Arrays

edit

In Elasticsearch, there is no dedicated array data type. Any field can contain zero or more values by default, however, all values in the array must be of the same data type. For instance:

  • an array of strings: [ "one", "two" ]
  • an array of integers: [ 1, 2 ]
  • an array of arrays: [ 1, [ 2, 3 ]] which is the equivalent of [ 1, 2, 3 ]
  • an array of objects: [ { "name": "Mary", "age": 12 }, { "name": "John", "age": 10 }]

Arrays of objects

Arrays of objects do not work as you would expect: you cannot query each object independently of the other objects in the array. If you need to be able to do this then you should use the nested data type instead of the object data type.

This is explained in more detail in Nested.

When adding a field dynamically, the first value in the array determines the field type. All subsequent values must be of the same data type or it must at least be possible to coerce subsequent values to the same data type.

Arrays with a mixture of data types are not supported: [ 10, "some string" ]

An array may contain null values, which are either replaced by the configured null_value or skipped entirely. An empty array [] is treated as a missing field — a field with no values.

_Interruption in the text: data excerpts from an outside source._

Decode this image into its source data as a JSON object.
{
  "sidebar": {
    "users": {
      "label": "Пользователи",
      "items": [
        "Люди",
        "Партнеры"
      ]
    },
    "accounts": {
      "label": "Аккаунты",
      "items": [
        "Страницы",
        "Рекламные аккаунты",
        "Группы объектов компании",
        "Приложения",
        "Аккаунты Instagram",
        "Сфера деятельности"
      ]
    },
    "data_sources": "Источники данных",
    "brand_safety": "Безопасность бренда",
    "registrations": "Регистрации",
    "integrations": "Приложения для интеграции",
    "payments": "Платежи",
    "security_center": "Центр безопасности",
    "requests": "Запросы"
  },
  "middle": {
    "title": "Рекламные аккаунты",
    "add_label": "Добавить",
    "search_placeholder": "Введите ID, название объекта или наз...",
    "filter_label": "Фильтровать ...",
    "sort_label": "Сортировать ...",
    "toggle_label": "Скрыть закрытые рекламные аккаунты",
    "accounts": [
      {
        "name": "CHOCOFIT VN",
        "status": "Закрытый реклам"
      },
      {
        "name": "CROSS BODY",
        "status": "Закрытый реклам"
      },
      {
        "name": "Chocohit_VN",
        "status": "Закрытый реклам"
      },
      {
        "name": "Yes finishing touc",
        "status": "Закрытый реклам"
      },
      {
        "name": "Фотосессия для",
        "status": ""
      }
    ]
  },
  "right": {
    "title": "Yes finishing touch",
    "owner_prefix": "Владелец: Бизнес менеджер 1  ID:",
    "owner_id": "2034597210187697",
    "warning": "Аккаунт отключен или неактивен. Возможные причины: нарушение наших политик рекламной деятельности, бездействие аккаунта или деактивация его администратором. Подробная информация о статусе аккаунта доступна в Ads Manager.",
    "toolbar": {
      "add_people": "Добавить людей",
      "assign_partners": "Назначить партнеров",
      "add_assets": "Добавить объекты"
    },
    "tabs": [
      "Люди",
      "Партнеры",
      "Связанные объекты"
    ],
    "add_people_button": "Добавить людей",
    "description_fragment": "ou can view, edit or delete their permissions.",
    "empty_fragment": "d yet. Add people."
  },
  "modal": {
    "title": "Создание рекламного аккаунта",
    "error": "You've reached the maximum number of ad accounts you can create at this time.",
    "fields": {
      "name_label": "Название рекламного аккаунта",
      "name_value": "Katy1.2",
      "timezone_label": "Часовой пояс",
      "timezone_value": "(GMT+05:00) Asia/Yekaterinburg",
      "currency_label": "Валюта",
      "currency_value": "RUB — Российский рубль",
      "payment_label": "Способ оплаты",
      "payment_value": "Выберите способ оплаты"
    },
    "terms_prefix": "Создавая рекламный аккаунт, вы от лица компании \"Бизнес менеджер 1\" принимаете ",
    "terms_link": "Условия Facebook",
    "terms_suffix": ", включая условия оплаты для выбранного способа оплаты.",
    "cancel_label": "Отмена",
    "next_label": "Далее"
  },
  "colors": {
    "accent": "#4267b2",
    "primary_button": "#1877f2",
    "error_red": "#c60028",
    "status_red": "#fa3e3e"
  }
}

Nothing needs to be pre-configured in order to use arrays in documents, they are supported out of the box:

response = client.index(
  index: 'my-index-000001',
  id: 1,
  body: {
    message: 'some arrays in this document...',
    tags: [
      'elasticsearch',
      'wow'
    ],
    lists: [
      {
        name: 'prog_list',
        description: 'programming list'
      },
      {
        name: 'cool_list',
        description: 'cool stuff list'
      }
    ]
  }
)
puts response

response = client.index(
  index: 'my-index-000001',
  id: 2,
  body: {
    message: 'no arrays in this document...',
    tags: 'elasticsearch',
    lists: {
      name: 'prog_list',
      description: 'programming list'
    }
  }
)
puts response

response = client.search(
  index: 'my-index-000001',
  body: {
    query: {
      match: {
        tags: 'elasticsearch'
      }
    }
  }
)
puts response
{
	res, err := es.Index(
		"my-index-000001",
		strings.NewReader(`{
	  "message": "some arrays in this document...",
	  "tags": [
	    "elasticsearch",
	    "wow"
	  ],
	  "lists": [
	    {
	      "name": "prog_list",
	      "description": "programming list"
	    },
	    {
	      "name": "cool_list",
	      "description": "cool stuff list"
	    }
	  ]
	}`),
		es.Index.WithDocumentID("1"),
		es.Index.WithPretty(),
	)
	fmt.Println(res, err)
}

{
	res, err := es.Index(
		"my-index-000001",
		strings.NewReader(`{
	  "message": "no arrays in this document...",
	  "tags": "elasticsearch",
	  "lists": {
	    "name": "prog_list",
	    "description": "programming list"
	  }
	}`),
		es.Index.WithDocumentID("2"),
		es.Index.WithPretty(),
	)
	fmt.Println(res, err)
}

{
	res, err := es.Search(
		es.Search.WithIndex("my-index-000001"),
		es.Search.WithBody(strings.NewReader(`{
	  "query": {
	    "match": {
	      "tags": "elasticsearch"
	    }
	  }
	}`)),
		es.Search.WithPretty(),
	)
	fmt.Println(res, err)
}
PUT my-index-000001/_doc/1
{
  "message": "some arrays in this document...",
  "tags":  [ "elasticsearch", "wow" ], 
  "lists": [ 
    {
      "name": "prog_list",
      "description": "programming list"
    },
    {
      "name": "cool_list",
      "description": "cool stuff list"
    }
  ]
}

PUT my-index-000001/_doc/2 
{
  "message": "no arrays in this document...",
  "tags":  "elasticsearch",
  "lists": {
    "name": "prog_list",
    "description": "programming list"
  }
}

GET my-index-000001/_search
{
  "query": {
    "match": {
      "tags": "elasticsearch" 
    }
  }
}

The tags field is dynamically added as a string field.

The lists field is dynamically added as an object field.

The second document contains no arrays, but can be indexed into the same fields.

The query looks for elasticsearch in the tags field, and matches both documents.